Submitted to: Agronomy Journal
Publication Type: Peer Reviewed Journal
Publication Acceptance Date: 5/15/2019
Publication Date: 1/9/2020
Citation: Ransom, C.J., Kitchen, N.R., Camberato, J.J., Carter, P.R., Ferguson, R.B., Fernandez, F.G., Franzen, D.W., Laboski, C., Nafziger, E.D., Sawyer, J.E., Scharf, P.C., Shanahan, J.F. 2020. Corn nitrogen rate recommendation tools’ performance across eight US midwest corn belt states. Agronomy Journal. 112(1):470-492.

Interpretive Summary: Applying nitrogen (N) fertilizer at the rate sufficient for crop N needs, but not more, can improve farmer’s profits and help reduce loss of N off agricultural fields. An evaluation of current publically-available tools used for determining fertilizer rates for corn was assessed across a wide range of growing conditions. In all, a total of 31 tool recommendations were evaluated using research conducted on 49 fields across eight U.S. Midwest states. These tools were evaluated for how well they related to the economic optimal N rate (EONR) from each field. Additionally, each tool was assessed for how profitable and their environmental costs were relative to EONR. No one tool performed well for predicting EONR across all 49 fields, but the better performing tools included tools that utilized a soil nitrate test or measurements of the canopy color. Tools that on average came close to EONR included the maximum return to N and soil nitrate tests. Most tools had similar profitable returns. Yield-goal tools had the greatest negative environmental impact. This research shows that better tools are needed for Midwest corn acres that are adaptive to varying soil and weather conditions. This research will help producers and their consultants recognize the need for using site-specific soil and in-season weather information when making corn N fertilizer recommendations.

Technical Abstract: Determining which corn (Zea mays L.) N fertilizer rate recommendation tools best predict crop N need would be valuable for maximizing profits and minimizing environmental consequences. Simultaneous comparisons of multiple tools across varied environmental conditions have been limited.
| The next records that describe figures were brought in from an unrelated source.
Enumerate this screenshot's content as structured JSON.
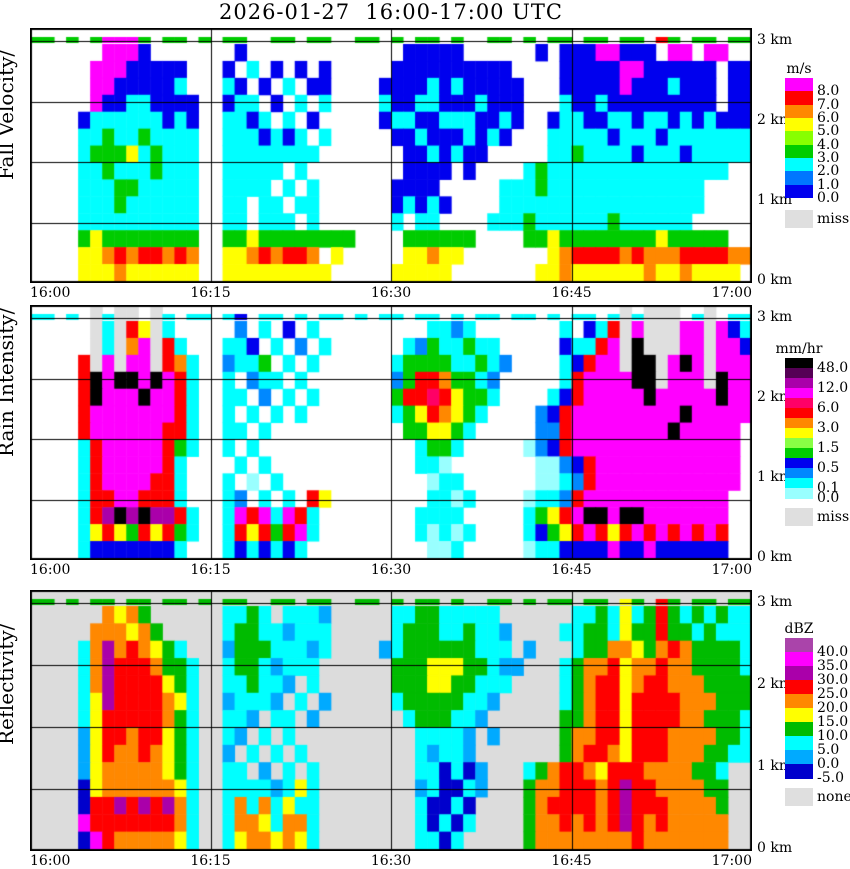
{
  "title": "2026-01-27  16:00-17:00 UTC",
  "x_tick_labels": [
    "16:00",
    "16:15",
    "16:30",
    "16:45",
    "17:00"
  ],
  "y_axis_labels": [
    "3 km",
    "2 km",
    "1 km",
    "0 km"
  ],
  "chart_data": [
    {
      "type": "heatmap",
      "ylabel": "Fall Velocity/",
      "legend": {
        "title": "m/s",
        "band_colors_top_to_bottom": [
          "#FF00FF",
          "#FF0000",
          "#FF8800",
          "#FFFF00",
          "#88FF00",
          "#00CC00",
          "#00FFFF",
          "#0077FF",
          "#0000EE"
        ],
        "labels": [
          {
            "t": "8.0",
            "b": 1
          },
          {
            "t": "7.0",
            "b": 2
          },
          {
            "t": "6.0",
            "b": 3
          },
          {
            "t": "5.0",
            "b": 4
          },
          {
            "t": "4.0",
            "b": 5
          },
          {
            "t": "3.0",
            "b": 6
          },
          {
            "t": "2.0",
            "b": 7
          },
          {
            "t": "1.0",
            "b": 8
          },
          {
            "t": "0.0",
            "b": 9
          }
        ],
        "no_data_label": "miss"
      },
      "x_range": [
        "16:00",
        "17:00"
      ],
      "height_range_km": [
        0,
        3.1
      ],
      "grid_encoding": "60 columns = 1 minute each (16:00-17:00); 15 rows top(3.1km)->bottom(0km); chars 1-9 map to velocity color bands (1=0-1 m/s ... 9=>8 m/s), '.'=no echo, 'x'=missing",
      "palette": {
        "1": "#0000EE",
        "2": "#0077FF",
        "3": "#00FFFF",
        "4": "#00CC00",
        "5": "#88FF00",
        "6": "#FFFF00",
        "7": "#FF8800",
        "8": "#FF0000",
        "9": "#FF00FF"
      },
      "background": "#FFFFFF",
      "miss_color": "#DFDFDF",
      "grid": [
        "44.4.49994.44.4.44..44.44..44.4.44.4..44.4.44.44.44.84.44.44",
        "......9991.......1.............11111......1.11199111.99.99",
        ".....99911111...1.3.1.1.1.....1111111111....1111199111111.11",
        ".....99111113...31.1.3.11....111131311111...1111191113111.11",
        ".....911331111..133.1.3.3....311331113111...3113111111111.11",
        "....1333333131..3313.3.1.....133113331131..13311331331313111",
        "....3343343333..3331313.3.....1131113131...33333133313333333",
        "....3444634333..33333333.......1131311.....33433331333133333",
        "....3343334333..33333.3........1111.1....34333333333333333",
        "....3334433333..3333.3.3......1111.....33343333333333333",
        "....3334333333..33.33.33......13131....33333333333333333",
        "....3333333333..33.333.3......3.33....33343333334333333",
        "....4644444444..44644444444....444444....44644444444644444",
        "....6678788787..66787887 6.....66766.......67888878777888877",
        "....6667666666..666666666.....66666.......66766666676676666"
      ]
    },
    {
      "type": "heatmap",
      "ylabel": "Rain Intensity/",
      "legend": {
        "title": "mm/hr",
        "band_colors_top_to_bottom": [
          "#000000",
          "#550055",
          "#AA00AA",
          "#FF00FF",
          "#FF0066",
          "#FF0000",
          "#FF8800",
          "#FFFF00",
          "#88FF44",
          "#00CC00",
          "#0000EE",
          "#0088FF",
          "#00FFFF",
          "#99FFFF"
        ],
        "labels": [
          {
            "t": "48.0",
            "b": 1
          },
          {
            "t": "12.0",
            "b": 3
          },
          {
            "t": "6.0",
            "b": 5
          },
          {
            "t": "3.0",
            "b": 7
          },
          {
            "t": "1.5",
            "b": 9
          },
          {
            "t": "0.5",
            "b": 11
          },
          {
            "t": "0.1",
            "b": 13
          },
          {
            "t": "0.0",
            "b": 14
          }
        ],
        "no_data_label": "miss"
      },
      "x_range": [
        "16:00",
        "17:00"
      ],
      "height_range_km": [
        0,
        3.1
      ],
      "grid_encoding": "60 columns = 1 minute each; 15 rows top->bottom; chars 1-9,a-e map to rain-rate color bands (1=0-0.1 mm/hr ... e=>48 mm/hr), '.'=no echo, 'x'=missing",
      "palette": {
        "1": "#99FFFF",
        "2": "#00FFFF",
        "3": "#0088FF",
        "4": "#0000EE",
        "5": "#00CC00",
        "6": "#88FF44",
        "7": "#FFFF00",
        "8": "#FF8800",
        "9": "#FF0000",
        "a": "#FF0066",
        "b": "#FF00FF",
        "c": "#AA00AA",
        "d": "#550055",
        "e": "#000000"
      },
      "background": "#FFFFFF",
      "miss_color": "#DFDFDF",
      "grid": [
        "22.2.x2xx.x2.22.24.22.2.22.2.22.22.2.22.22.2.22.2x2xxx.2x.22",
        ".....x2x97x2.....3.2.4.2.........2232.......2.429xbxxxbbxb42",
        ".....x2x8bx92...224.2.3.2......23522522.....4229bxexxxbbxbb4",
        "....9xbxbbx982..3225.2.2......2555522523....249bbxeexbebxbbb",
        "....9ebeebeb92..2.322.2.......359985523.....29bbbbeexbbbxebb",
        "....9ebbbebb92..22.3.2.2......599a97552....249bbbbbebbbbbebb",
        "....9bbbbbbb92..2.2.2.2.......25798752....349bbbbbbbbbebbbbb",
        "....9bbbbbb992..22.2...........557752.....339bbbbbbbbebbbbb",
        "....29bbbbb952..2.2.............2552.....1349bbbbbbbbbbbbbb",
        "....29bbbbb92....2.2............221.......11349bbbbbbbbbbbb",
        "....29bbbb992...2.1.2............122......11239bbbbbbbbbbbb",
        "....299bb9992...23.2.2.97........2212....12239bbbbbbbbbbbb",
        "....29cececc92..2b9b2b92........2222.....2579beebeebbbbbbb",
        "....2797597952..297959b2........21212....24579b979b9b9b9b9",
        "....244444442...2424242..........112.....1224444b44b444444"
      ]
    },
    {
      "type": "heatmap",
      "ylabel": "Reflectivity/",
      "legend": {
        "title": "dBZ",
        "band_colors_top_to_bottom": [
          "#AA44AA",
          "#FF00FF",
          "#AA00AA",
          "#FF0000",
          "#FF8800",
          "#FFFF00",
          "#00BB00",
          "#00FFFF",
          "#00AAFF",
          "#0000CC"
        ],
        "labels": [
          {
            "t": "40.0",
            "b": 1
          },
          {
            "t": "35.0",
            "b": 2
          },
          {
            "t": "30.0",
            "b": 3
          },
          {
            "t": "25.0",
            "b": 4
          },
          {
            "t": "20.0",
            "b": 5
          },
          {
            "t": "15.0",
            "b": 6
          },
          {
            "t": "10.0",
            "b": 7
          },
          {
            "t": "5.0",
            "b": 8
          },
          {
            "t": "0.0",
            "b": 9
          },
          {
            "t": "-5.0",
            "b": 10
          }
        ],
        "no_data_label": "none"
      },
      "x_range": [
        "16:00",
        "17:00"
      ],
      "height_range_km": [
        0,
        3.1
      ],
      "grid_encoding": "60 columns = 1 minute each; 15 rows top->bottom; chars 1-9,a map to reflectivity color bands (1=-5..0 dBZ ... a=>40 dBZ), '.'=none (grey background)",
      "palette": {
        "1": "#0000CC",
        "2": "#00AAFF",
        "3": "#00FFFF",
        "4": "#00BB00",
        "5": "#FFFF00",
        "6": "#FF8800",
        "7": "#FF0000",
        "8": "#AA00AA",
        "9": "#FF00FF",
        "a": "#AA44AA"
      },
      "background": "#DCDCDC",
      "miss_color": "#DFDFDF",
      "grid": [
        "44.4.44.44.44.4.44..44.44..44.4.44.4..44.4.44.44.54.74.44.44",
        "......6564......3343.3332.....334433333......334353474343433",
        ".....666564.....344332333.....3444334332....3344354474434333",
        "....368676543...244433323....23444444333 2...3446654676444433",
        "....3687776443..34432333......44455544322...3466756676644443",
        "....3687777543..334332.3......4445544333....3467756776664444",
        "....3587777653..23332.3.2.....344444332.....3467757777666444",
        "....3577777643..332.33.2.......3444332......4467757777664443",
        "....2577677543..32.3.3..........33332.2.....4667757776666443",
        "....2576676543..2.3.3.3.........32332.......4677657776664433",
        "....2566666543..33.2.3.3........331312...34677657776666443",
        "....1566666653..33332353........231132...46677767877666644",
        "....1778787863..36363533........31131....46777767877766664",
        "....9777777763..36653663........31313....46676767876766666",
        "....1976666653..35665653........3313.....46666666676666666"
      ]
    }
  ]
}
The objectives of this research were to evaluate the performance of publicly-available N fertilizer recommendation tools across diverse soil and weather conditions for: 1) prescribing N rates for planting and split fertilizer applications, and 2) economic and environmental impact. Corn N response trials using standardized methods were conducted at 49 sites, spanning eight U.S. Midwest states and three growing seasons. Nitrogen applications included eight rates in 45 kg N/ha increments all at-planting and matching rates with 45 kg N/ha at-planting plus at the V9 development stage (split). Recommendation tool performance was compared to the economically optimal N rate (EONR). Over this large geographic region only 11 of 31 recommendation tools (soil NO3–N tests and canopy reflectance sensing) produced N rate recommendations related to EONR (P = 0.10); even for those 11, coefficients of determination were always = 0.20. With other metrics of performance the maximum return to N and soil NO3–N tests came close to matching EONR. Only the Maize-N crop growth model showed decrease in profitability. Yield goal based tools resulted in the highest environmental costs. These findings demonstrate the difficulty of predicting EONR correctly and they were not universally reliable over the diversity of soils and weather in this study. Better tools are needed.